The time you get in conversation with me laying down
in the bed, the time you remember me on my
knees while you're still laying in the bed, I'm sitting

(17:23):
there looking up talking to you about something. The time
I lay my head on your stomach. A lot of
this involved me laying on you in somewhere. Apparently we
have these moments that we stop. We're not trying to,
we're not consciously making a decision to do so. But
there are times where, for like, I stop and I
look at you and I'm talking to you about something

(17:43):
other than work, that nothing else is going on.

Speaker 2 (17:46):
Yeah, I think, yes, I hear you.

Speaker 1 (17:49):
I also think a lot of times we have moments
but we're taking a quick break from the computer or
from a movie, or from preparing dinner or lunch. Like
there's we're all always doing something while we're connecting, and
so I just think that's a unique spin to not
be doing anything else. That's where I think the challenge is.
They also said for parents, a really good time to do.

(18:11):
This is right after you put your kids to bed.
That makes a lot of sense. You put your kids
to bed, you say, let's take our minute now. Or
they say, if you're a long distance, if you're away
from each other, you can keep it up with a
one minute call. That doesn't seem like much, but one
minute text or a voicemail, but just something to let
the other person know. The idea is to let the
other person know you're thinking of them, you're prioritizing them,

(18:35):
you're connecting to them, you're showing them that you love them.
I think that is what it is. And they say, yes,
I said this earlier, but give it two to three weeks.
Don't judge the outcome until you give it.

Speaker 2 (18:47):
That much time.

Speaker 1 (18:48):
You want to try it, I would like to try it.
I think we could try it and then report back
in three weeks. I think that sounds like fun. And
the end of the article. I liked this last line.
They want to to let everyone who is willing to
try to recognize that the transformation happens from what the

(19:09):
ritual symbolizes. It's not the ritual itself.

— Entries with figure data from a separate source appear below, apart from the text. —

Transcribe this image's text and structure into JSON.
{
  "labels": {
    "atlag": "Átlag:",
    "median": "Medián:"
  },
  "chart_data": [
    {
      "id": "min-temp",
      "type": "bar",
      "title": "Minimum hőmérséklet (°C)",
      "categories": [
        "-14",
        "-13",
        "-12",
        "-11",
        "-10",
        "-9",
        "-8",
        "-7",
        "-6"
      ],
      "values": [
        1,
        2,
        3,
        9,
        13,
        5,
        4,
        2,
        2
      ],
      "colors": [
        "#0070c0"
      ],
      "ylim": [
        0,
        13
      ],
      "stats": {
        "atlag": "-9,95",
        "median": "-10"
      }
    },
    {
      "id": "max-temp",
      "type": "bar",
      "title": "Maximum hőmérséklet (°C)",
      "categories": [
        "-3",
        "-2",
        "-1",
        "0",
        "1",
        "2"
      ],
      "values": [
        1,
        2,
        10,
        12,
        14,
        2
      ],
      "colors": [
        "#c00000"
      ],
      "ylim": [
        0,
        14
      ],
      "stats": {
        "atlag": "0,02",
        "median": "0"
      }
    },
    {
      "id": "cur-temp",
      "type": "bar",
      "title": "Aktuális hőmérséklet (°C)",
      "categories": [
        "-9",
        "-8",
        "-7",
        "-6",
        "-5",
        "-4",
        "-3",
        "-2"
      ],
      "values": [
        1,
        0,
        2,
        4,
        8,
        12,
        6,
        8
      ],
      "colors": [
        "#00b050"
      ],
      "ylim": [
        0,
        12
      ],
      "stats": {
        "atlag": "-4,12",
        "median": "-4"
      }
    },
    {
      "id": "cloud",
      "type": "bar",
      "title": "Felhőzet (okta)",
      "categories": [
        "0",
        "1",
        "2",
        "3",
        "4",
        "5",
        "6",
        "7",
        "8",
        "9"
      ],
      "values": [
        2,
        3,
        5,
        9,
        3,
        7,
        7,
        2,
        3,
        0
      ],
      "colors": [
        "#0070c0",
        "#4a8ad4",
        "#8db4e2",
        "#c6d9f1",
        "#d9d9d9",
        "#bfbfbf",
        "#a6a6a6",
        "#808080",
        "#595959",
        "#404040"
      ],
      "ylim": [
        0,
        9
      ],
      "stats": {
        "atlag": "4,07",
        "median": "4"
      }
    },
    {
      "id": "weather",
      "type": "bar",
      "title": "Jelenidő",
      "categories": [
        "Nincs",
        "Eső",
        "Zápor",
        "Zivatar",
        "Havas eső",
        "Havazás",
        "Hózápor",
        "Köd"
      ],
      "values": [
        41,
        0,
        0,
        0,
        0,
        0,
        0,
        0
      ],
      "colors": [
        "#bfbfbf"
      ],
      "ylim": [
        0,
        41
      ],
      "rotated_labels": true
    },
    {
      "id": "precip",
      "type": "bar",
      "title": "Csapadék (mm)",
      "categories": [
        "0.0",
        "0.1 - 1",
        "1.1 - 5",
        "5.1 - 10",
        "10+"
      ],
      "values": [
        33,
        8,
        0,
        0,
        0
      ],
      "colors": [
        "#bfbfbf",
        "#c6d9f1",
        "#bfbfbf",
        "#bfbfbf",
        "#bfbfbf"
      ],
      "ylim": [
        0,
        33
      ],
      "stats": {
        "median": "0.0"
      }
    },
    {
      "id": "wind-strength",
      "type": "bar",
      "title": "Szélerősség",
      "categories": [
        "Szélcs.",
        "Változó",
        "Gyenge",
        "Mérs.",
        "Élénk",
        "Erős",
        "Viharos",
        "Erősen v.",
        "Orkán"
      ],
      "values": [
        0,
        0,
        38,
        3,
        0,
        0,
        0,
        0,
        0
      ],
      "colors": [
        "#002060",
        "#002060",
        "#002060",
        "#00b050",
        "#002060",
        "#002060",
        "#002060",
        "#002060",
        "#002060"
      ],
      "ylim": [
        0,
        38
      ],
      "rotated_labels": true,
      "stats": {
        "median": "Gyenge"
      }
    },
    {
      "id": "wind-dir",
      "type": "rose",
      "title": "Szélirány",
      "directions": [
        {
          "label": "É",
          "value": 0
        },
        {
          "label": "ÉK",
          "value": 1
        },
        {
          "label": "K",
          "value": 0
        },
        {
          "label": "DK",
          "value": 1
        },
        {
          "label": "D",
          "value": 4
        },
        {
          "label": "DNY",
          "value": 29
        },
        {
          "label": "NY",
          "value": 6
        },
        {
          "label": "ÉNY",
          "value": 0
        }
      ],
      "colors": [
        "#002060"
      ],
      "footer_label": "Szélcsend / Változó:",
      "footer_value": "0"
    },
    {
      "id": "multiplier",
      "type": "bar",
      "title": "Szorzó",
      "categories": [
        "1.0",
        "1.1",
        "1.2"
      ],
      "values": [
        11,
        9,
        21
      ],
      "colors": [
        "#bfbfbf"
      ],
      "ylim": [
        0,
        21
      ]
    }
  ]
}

It's that you
are prioritizing your love that it's what it's about It's
not how you do it or when you do it necessarily,
but it's the fact that you're doing it, that you're
making time for it despite all the stresses in life.
You're saying, this is important enough that I am going
to take a beat literally sixty seconds and invest in us.

Speaker 3 (19:33):
I like it. Okay, you brought me around.

Speaker 1 (19:36):
All right, very cool? Well, hey, and we love to
hear what you all think. So if anyone else wants
to try it out there and if you want to
read the article, it's in Forbes. But it was a
great read and it got me thinking about something we
can all do to improve the relationships in all of
our lives. And with that, thank you for listening to
us on this Saturday. I'm Amy Roboch along with TJ.

Speaker 2 (19:55):
Holmes. Have a great day, everybody.